- Jornalistas do WAV e da Republik investigaram Palantir, que abriu um hub europeu em Altendorf, Suíza, há cerca de três anos.
- A apuração aponta tentativas da empresa de vender seus serviços ao governo suíço ao longo de anos, incluindo encontros com o chanceler, o exército e o ministro das Finanças; até o momento, não foram reportados contratos oficiais.
- Palantir entrou com ação contra a Republik na Justiça comercial da Suíza, exigindo publicação de direito de resposta após a revista se recusar a publicar as réplica pedidas pela empresa.
- A companhia afirma que busca apenas uma réplica concisa para corrigir informações consideradas falsas sobre negócios, tecnologia e operações; os jornalistas dizem ter mantido padrões jornalísticos e checagem de fatos.

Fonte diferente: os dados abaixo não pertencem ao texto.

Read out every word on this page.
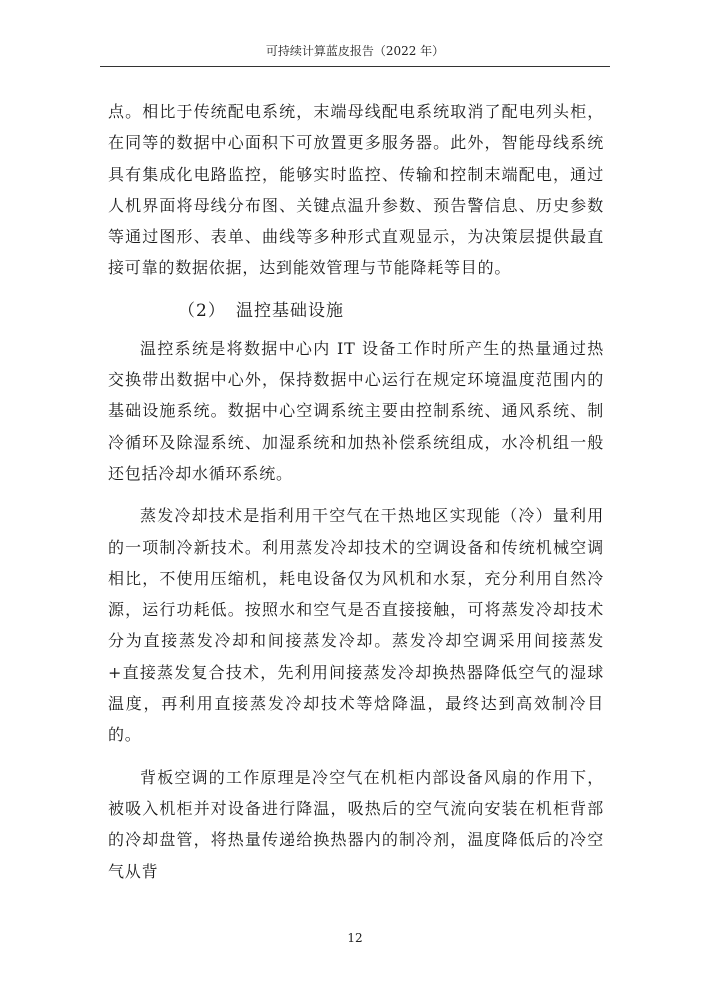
可持续计算蓝皮报告（2022 年）

点。相比于传统配电系统，末端母线配电系统取消了配电列头柜，在同等的数据中心面积下可放置更多服务器。此外，智能母线系统具有集成化电路监控，能够实时监控、传输和控制末端配电，通过人机界面将母线分布图、关键点温升参数、预告警信息、历史参数等通过图形、表单、曲线等多种形式直观显示，为决策层提供最直接可靠的数据依据，达到能效管理与节能降耗等目的。

（2） 温控基础设施

温控系统是将数据中心内 IT 设备工作时所产生的热量通过热交换带出数据中心外，保持数据中心运行在规定环境温度范围内的基础设施系统。数据中心空调系统主要由控制系统、通风系统、制冷循环及除湿系统、加湿系统和加热补偿系统组成，水冷机组一般还包括冷却水循环系统。

蒸发冷却技术是指利用干空气在干热地区实现能（冷）量利用的一项制冷新技术。利用蒸发冷却技术的空调设备和传统机械空调相比，不使用压缩机，耗电设备仅为风机和水泵，充分利用自然冷源，运行功耗低。按照水和空气是否直接接触，可将蒸发冷却技术分为直接蒸发冷却和间接蒸发冷却。蒸发冷却空调采用间接蒸发+直接蒸发复合技术，先利用间接蒸发冷却换热器降低空气的湿球温度，再利用直接蒸发冷却技术等焓降温，最终达到高效制冷目的。

背板空调的工作原理是冷空气在机柜内部设备风扇的作用下，被吸入机柜并对设备进行降温，吸热后的空气流向安装在机柜背部的冷却盘管，将热量传递给换热器内的制冷剂，温度降低后的冷空气从背

12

- A ação é encarada pelos críticos como tentativa de intimidação; a Federação Europeia de Jornalistas questiona aisso, argumentando que a demanda busca silenciar críticas sobre as atividades da Palantir.
Palantir, gigante americano de tecnologia, abriu ação contra a revista Republik, em um tribunal comercial suíço, visando obter direito de resposta. A ação vem após uma investigação publicada em dezembro que questionou a presença e a atuação da empresa na Suíça.
A reportagem, produzida pela WAV, um coletivo de jornalismo independente, questionou por que Palantir, sediada nos EUA, buscou espaço na Suíça e se houve uso de software pela administração pública do país. O material contou com várias solicitações de informação sob a lei de liberdade de imprensa.
O conflito teve início após a publicação da investigação, que detalhou anos de tentativas da empresa de estabelecer uma relação com o governo suíço. A matéria descreve contatos com o chanceler suíço durante a pandemia, abordagens à army e encontros com o então ministro das finanças.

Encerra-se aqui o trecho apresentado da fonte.